4. Mode Switching Procedure

Profiles:

  • Local reference: FAIRS/settings/.env.local.example
  • Cloud reference: FAIRS/settings/.env.cloud.example
  • Active runtime file: FAIRS/settings/.env

Use one of the profiles as active .env:

copy /Y FAIRS\settings\.env.local.example FAIRS\settings\.env
copy /Y FAIRS\settings\.env.cloud.example FAIRS\settings\.env

No application code changes are required to switch modes.

5. Configuration Contract

FAIRS/settings/.env defines runtime values for launcher/tests/docker.

5.1 Core Runtime

  • FASTAPI_HOST
  • FASTAPI_PORT
  • UI_HOST
  • UI_PORT
  • VITE_API_BASE_URL
  • RELOAD

5.2 Database Runtime

  • DB_EMBEDDED
  • DB_ENGINE
  • DB_HOST
  • DB_PORT
  • DB_NAME
  • DB_USER
  • DB_PASSWORD
  • DB_SSL
  • DB_SSL_CA
  • DB_CONNECT_TIMEOUT
  • DB_INSERT_BATCH_SIZE

5.3 Other Runtime Variables

  • OPTIONAL_DEPENDENCIES
  • MPLBACKEND
  • KERAS_BACKEND

Behavior:

  • FAIRS/settings/configurations.json now contains non-runtime defaults only.
  • DB_EMBEDDED is read from env first, with JSON fallback only for backward compatibility.
  • When DB_EMBEDDED=true, embedded SQLite is used.
  • When DB_EMBEDDED=false, external DB fields are read from env first.

6. Testing

Run automated tests:

tests\run_tests.bat

The runner now:

  • Loads host/port from FAIRS/settings/.env.
  • Exports APP_TEST_FRONTEND_URL and APP_TEST_BACKEND_URL.
  • Uses resolved URLs for readiness checks and server startup.

7. Setup and Maintenance

  • FAIRS/setup_and_maintenance.bat -> Remove logs: deletes .log files in FAIRS/resources/logs.
  • FAIRS/setup_and_maintenance.bat -> Uninstall app: removes local runtime/dependency artifacts (resources/runtimes, .venv, frontend build and node modules, cache files).
  • FAIRS/setup_and_maintenance.bat -> Initialize database: runs FAIRS/scripts/initialize_database.py.

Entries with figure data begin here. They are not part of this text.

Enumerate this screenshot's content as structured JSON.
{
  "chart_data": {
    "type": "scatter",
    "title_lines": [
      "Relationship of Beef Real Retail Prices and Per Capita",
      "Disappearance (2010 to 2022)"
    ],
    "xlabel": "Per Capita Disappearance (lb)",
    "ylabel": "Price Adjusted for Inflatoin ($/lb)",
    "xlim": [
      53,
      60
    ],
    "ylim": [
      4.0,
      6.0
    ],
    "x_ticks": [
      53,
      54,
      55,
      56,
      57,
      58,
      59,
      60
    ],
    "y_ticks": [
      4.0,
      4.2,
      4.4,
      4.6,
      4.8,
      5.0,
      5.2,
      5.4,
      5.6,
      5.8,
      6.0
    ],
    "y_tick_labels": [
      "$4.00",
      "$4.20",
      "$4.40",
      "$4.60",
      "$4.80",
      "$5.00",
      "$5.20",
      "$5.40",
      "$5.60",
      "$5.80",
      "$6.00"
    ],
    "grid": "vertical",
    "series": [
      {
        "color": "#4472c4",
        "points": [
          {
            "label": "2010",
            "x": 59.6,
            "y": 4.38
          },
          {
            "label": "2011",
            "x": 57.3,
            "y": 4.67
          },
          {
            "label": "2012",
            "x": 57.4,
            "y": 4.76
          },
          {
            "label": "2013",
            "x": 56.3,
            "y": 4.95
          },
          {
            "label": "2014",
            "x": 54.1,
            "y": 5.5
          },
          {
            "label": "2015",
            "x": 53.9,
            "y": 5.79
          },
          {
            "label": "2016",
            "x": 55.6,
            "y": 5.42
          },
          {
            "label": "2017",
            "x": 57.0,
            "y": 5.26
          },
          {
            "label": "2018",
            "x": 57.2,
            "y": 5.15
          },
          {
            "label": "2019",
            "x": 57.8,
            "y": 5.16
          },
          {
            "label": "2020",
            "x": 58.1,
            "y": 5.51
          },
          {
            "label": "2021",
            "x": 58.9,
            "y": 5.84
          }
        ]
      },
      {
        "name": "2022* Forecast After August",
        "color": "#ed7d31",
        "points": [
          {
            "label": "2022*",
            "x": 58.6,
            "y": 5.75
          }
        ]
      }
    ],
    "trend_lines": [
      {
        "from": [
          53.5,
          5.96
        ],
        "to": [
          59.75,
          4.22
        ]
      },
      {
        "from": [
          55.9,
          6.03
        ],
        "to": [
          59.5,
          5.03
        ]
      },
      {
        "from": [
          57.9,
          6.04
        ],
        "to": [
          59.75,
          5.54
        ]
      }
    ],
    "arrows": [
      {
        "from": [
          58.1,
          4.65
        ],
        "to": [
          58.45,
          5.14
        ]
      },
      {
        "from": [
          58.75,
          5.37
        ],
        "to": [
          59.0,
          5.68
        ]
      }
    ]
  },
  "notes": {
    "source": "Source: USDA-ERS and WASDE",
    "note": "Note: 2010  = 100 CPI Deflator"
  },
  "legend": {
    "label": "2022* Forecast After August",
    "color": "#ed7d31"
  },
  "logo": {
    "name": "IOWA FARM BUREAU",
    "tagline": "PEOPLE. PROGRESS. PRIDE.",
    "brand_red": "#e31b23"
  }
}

8. Deterministic Build Notes

  • Backend lockfile: uv.lock.
  • Backend install path in Docker: uv sync --frozen.
  • Frontend lockfile: FAIRS/client/package-lock.json (committed).
  • Frontend install path in Docker: npm ci.
  • Docker base images are pinned by tag in docker/backend.Dockerfile and docker/frontend.Dockerfile.

9. Resources

FAIRS/resources contains local runtime and data assets:

  • checkpoints: trained model artifacts.
  • database: embedded SQLite and related files.
  • logs: runtime logs.
  • runtimes: portable Python/uv/Node.js downloaded by the Windows launcher.
  • templates: starter files.

10. Screenshots

Training page training_page

Inference page inference_page

11. Additional Documentation

  • docs/PACKAGING_AND_RUNTIME_MODES.md
  • .agent/rules/ARCHITECTURE.md
  • .agent/rules/GUIDELINES_TESTS.md

12. License

This project is licensed under the MIT License. See LICENSE for details.